With Poor Insight. This specifier is used if, for most of the time during the current episode, the individual does not recognize that the concern about having a serious illness is excessive or unreasonable.
Associated Features and Disorders
Associated descriptive features and mental disorders. Fears of aging and death are common. Although individuals with Hypochondriasis place greater importance on physical health, they generally have no better health habits (e.g., healthy diet, regular exercise, avoidance of smoking) than individuals without the disorder. The medical history is often presented in great detail and at length in Hypochondriasis.
“Doctor-shopping” and deterioration in doctor-patient relationships, with frustration and anger on both sides, are common. Individuals with this disorder often believe that they are not getting proper care and may strenuously resist referral to mental health professionals. Complications may result from repeated diagnostic procedures that carry their own risks and are costly. However, because these individuals have a history of multiple complaints without a clear physical basis, they may receive cursory evaluations and the presence of a general medical condition may be missed. Social relationships become strained because the individual with Hypochondriasis is preoccupied with his or her condition and often expects special treatment and consideration. Family life may become disturbed as it becomes centered around the individual’s physical well-being. Often, the preoccupation interferes with job performance and causes the person to miss time from work. In more severe cases, the individual with Hypochondriasis may become a complete invalid.
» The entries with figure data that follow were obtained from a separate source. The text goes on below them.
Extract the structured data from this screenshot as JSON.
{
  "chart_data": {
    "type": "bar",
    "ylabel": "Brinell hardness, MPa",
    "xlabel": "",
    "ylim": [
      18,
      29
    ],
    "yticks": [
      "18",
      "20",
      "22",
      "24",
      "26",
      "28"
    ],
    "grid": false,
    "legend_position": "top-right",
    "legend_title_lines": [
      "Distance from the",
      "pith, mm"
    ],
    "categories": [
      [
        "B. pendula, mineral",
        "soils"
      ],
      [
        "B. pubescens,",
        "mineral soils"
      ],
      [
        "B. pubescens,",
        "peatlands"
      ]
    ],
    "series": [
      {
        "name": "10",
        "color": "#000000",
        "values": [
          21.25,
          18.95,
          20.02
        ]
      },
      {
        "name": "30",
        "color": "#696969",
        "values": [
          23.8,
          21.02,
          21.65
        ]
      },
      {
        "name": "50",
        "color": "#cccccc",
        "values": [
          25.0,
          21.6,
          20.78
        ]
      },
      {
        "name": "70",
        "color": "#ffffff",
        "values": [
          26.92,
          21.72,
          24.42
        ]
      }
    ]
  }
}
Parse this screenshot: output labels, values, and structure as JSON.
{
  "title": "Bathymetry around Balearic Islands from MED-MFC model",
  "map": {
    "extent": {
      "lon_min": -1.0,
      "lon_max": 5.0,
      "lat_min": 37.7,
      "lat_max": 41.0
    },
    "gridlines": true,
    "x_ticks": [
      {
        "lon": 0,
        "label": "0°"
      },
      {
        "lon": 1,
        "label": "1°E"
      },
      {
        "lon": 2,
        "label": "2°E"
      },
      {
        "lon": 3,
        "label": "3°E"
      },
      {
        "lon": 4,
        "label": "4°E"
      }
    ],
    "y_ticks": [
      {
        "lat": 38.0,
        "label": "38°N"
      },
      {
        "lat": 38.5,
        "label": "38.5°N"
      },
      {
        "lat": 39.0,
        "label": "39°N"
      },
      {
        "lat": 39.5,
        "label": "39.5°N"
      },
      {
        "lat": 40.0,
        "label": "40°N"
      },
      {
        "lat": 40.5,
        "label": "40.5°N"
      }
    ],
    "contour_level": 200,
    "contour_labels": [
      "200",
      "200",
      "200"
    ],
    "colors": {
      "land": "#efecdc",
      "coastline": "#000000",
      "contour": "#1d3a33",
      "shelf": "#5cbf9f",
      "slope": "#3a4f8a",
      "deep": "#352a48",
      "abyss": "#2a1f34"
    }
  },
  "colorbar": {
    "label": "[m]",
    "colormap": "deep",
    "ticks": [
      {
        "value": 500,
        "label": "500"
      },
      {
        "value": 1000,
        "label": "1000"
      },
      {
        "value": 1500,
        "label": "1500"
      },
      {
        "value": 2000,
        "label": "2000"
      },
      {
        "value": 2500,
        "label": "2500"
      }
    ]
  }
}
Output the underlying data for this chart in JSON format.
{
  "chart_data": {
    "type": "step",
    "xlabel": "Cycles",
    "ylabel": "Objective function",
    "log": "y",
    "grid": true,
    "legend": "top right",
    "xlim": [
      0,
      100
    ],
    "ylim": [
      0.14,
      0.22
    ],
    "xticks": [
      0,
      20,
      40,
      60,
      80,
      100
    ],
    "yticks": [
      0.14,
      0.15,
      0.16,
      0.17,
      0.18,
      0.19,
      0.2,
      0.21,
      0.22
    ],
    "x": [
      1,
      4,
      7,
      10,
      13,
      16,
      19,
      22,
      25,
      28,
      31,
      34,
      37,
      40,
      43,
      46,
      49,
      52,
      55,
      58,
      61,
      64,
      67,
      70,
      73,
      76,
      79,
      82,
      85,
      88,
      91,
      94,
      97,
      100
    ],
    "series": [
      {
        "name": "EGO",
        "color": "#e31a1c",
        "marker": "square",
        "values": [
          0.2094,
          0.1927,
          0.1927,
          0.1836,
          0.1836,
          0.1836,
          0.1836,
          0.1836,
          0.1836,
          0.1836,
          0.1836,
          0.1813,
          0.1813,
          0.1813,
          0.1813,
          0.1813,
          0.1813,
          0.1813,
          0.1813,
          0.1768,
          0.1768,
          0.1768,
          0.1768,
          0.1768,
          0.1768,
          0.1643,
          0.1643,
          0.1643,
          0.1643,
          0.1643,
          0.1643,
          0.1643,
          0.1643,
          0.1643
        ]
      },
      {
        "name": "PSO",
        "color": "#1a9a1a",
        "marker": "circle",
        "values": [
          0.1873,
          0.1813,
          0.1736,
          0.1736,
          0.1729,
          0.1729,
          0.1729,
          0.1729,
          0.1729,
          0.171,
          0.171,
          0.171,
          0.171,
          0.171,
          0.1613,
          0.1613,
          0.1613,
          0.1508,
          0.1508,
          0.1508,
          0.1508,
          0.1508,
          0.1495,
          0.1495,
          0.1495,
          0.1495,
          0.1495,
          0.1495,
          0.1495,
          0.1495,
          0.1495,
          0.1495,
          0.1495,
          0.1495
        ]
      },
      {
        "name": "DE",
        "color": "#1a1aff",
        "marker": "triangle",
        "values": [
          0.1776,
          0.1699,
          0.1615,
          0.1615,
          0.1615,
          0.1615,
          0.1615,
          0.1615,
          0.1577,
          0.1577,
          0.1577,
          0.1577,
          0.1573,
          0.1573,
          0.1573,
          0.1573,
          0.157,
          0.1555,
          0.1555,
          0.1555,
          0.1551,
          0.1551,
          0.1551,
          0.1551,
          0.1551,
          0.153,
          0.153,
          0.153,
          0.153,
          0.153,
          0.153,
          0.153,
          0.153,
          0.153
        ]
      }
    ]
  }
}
Serious illnesses, particularly in childhood, and past experience with disease in a family member are associated with the occurrence of Hypochondriasis. Psychosocial stressors, in particular the death of someone close to the individual, are thought to precipitate the disorder in some cases. Individuals with Hypochondriasis often have other mental disorders (particularly Anxiety, Depressive, and other Somatoform Disorders).
Associated laboratory findings. Laboratory findings do not confirm the individual’s preoccupation.
Associated physical examination findings and general medical conditions. Physical examination findings do not confirm the individual’s preoccupation.